Malette v. Canada
(Commissioner of Corrections)


(1991), 48 F.T.R. 238, [1991] F.C.J. No.942 (F.C.T.D.)

    M was a female inmate serving a life sentence with a parole ineligibility date of 25 years. M sought certiorari to quash a decision of the Commissioner denying her application for transfer to minimum security, and also sought mandamus compelling a transfer to minimum security. M had started her sentence in 1980 and since 1988 had been classified as minimum security. M was serving her sentence at the Kingston Prison for Women that purportedly was a multi level federal penal institution with maximum, medium and minimum security levels. The minimum-security facility is a separate building across the road from the prison. As of April 1991, there were 108 prisoners at the Kingston Prison for Women and 20 of them were classified as minimum security (including the applicant) and 11 of them were housed at the facility across the street. The selection criteria for transfer to the minimum facility was set down in policy as follows: The inmate was to be 1) normally within one year of mandatory supervision or parole eligibility, with good opportunity for conditional release; 2) amenable to programming; and 3) classified as not a present and undue risk to the community. The warden stated that inmates serving life sentences are considered for transfer to the minimum facility about two years prior to eligibility and that because of the limited number of beds, allowing the transfer of those more than two years away from parole eligibility would tie up beds, reducing the availability of space for inmates serving shorter sentences. M was some ten years away from parole eligibility and the warden was concerned that if her eligibility for judicial review at 15 years was used as a guideline and she was then not successful in her application for judicial review, that then she would occupy a bed at the minimum facility for many years, preventing short-term inmates from being transferred. M was advised of the warden's decision not to grant the transfer in the circumstances, and said that her case would be reconsidered the following year. M did not appeal. An application was submitted the following year but had not been decided upon by the time the court heard the application.

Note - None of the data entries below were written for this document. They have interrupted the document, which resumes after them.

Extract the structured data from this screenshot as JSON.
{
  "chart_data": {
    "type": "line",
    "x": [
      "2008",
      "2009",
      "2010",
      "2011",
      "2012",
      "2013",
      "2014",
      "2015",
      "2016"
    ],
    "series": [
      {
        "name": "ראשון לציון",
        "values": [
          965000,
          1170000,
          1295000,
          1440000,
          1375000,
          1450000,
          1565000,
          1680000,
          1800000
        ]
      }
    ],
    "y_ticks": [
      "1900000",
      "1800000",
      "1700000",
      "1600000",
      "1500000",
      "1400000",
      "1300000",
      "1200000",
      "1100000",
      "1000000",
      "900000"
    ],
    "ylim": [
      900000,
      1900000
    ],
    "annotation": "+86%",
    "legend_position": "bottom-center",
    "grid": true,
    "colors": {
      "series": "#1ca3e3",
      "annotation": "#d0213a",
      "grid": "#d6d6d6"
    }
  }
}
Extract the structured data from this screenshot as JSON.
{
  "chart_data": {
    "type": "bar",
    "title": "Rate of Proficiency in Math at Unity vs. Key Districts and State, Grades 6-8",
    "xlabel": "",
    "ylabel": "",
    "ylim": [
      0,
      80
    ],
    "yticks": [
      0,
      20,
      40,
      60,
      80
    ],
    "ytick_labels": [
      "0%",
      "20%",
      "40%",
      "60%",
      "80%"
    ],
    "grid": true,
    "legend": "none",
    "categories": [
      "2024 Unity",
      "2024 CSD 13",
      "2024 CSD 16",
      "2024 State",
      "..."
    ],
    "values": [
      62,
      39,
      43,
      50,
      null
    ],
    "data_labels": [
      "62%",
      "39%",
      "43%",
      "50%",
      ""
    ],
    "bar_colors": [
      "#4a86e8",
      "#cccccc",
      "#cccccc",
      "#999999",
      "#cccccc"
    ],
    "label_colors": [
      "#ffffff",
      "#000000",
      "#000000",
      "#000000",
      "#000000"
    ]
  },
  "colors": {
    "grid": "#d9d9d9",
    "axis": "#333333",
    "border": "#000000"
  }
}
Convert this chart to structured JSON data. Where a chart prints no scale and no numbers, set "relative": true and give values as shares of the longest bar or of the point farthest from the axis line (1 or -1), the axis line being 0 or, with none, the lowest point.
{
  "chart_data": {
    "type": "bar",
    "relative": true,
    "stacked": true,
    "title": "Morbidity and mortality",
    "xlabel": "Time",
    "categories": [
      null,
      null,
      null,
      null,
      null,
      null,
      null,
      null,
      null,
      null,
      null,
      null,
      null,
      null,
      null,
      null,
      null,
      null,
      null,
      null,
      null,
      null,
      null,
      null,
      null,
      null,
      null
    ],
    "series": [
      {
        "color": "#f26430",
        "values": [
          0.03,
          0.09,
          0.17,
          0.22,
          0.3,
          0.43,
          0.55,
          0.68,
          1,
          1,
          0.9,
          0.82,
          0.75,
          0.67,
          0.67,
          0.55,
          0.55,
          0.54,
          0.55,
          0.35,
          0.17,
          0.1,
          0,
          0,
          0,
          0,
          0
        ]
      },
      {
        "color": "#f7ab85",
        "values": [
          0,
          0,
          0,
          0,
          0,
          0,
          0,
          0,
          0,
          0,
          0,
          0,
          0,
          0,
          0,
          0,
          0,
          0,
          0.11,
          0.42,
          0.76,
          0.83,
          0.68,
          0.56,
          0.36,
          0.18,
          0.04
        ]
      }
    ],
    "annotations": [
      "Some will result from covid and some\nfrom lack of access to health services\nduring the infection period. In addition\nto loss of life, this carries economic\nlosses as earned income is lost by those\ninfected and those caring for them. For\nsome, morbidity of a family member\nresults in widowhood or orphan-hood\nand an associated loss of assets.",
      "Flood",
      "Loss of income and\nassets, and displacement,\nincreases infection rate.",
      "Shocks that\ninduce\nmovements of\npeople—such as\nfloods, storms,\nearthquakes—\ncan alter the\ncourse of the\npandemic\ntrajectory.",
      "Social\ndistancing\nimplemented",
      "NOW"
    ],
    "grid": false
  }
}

    In denying the application, Dubé J. held that the court could not find that there had been an excess of jurisdiction in denying M's transfer to another facility within the same minimum security level or that her rights under the Charter or common law had been violated. M had been subjected to the same criteria as other inmates that were reasonable in the circumstances. The court expressed the view that justice would not be served by ordering that the applicant be moved ahead of others to a facility with limited space. Dubé J. felt that the obvious solution was for the government to provide, with all due diligence, adequate facilities for women prisoners in Canada. The court expressed the view that the underlying problem was clearly the shortage of beds at the minimum facility and that until better, larger and more modern facilities were provided for women inmates, the warden had to cope with the present situation and establish criteria so as to determine who could be transferred there. The CD provisions with respect to transfer did not apply because the prisoner was already classified as minimum and was seeking transfer to another facility within the same institution at the same level of security and not to another level.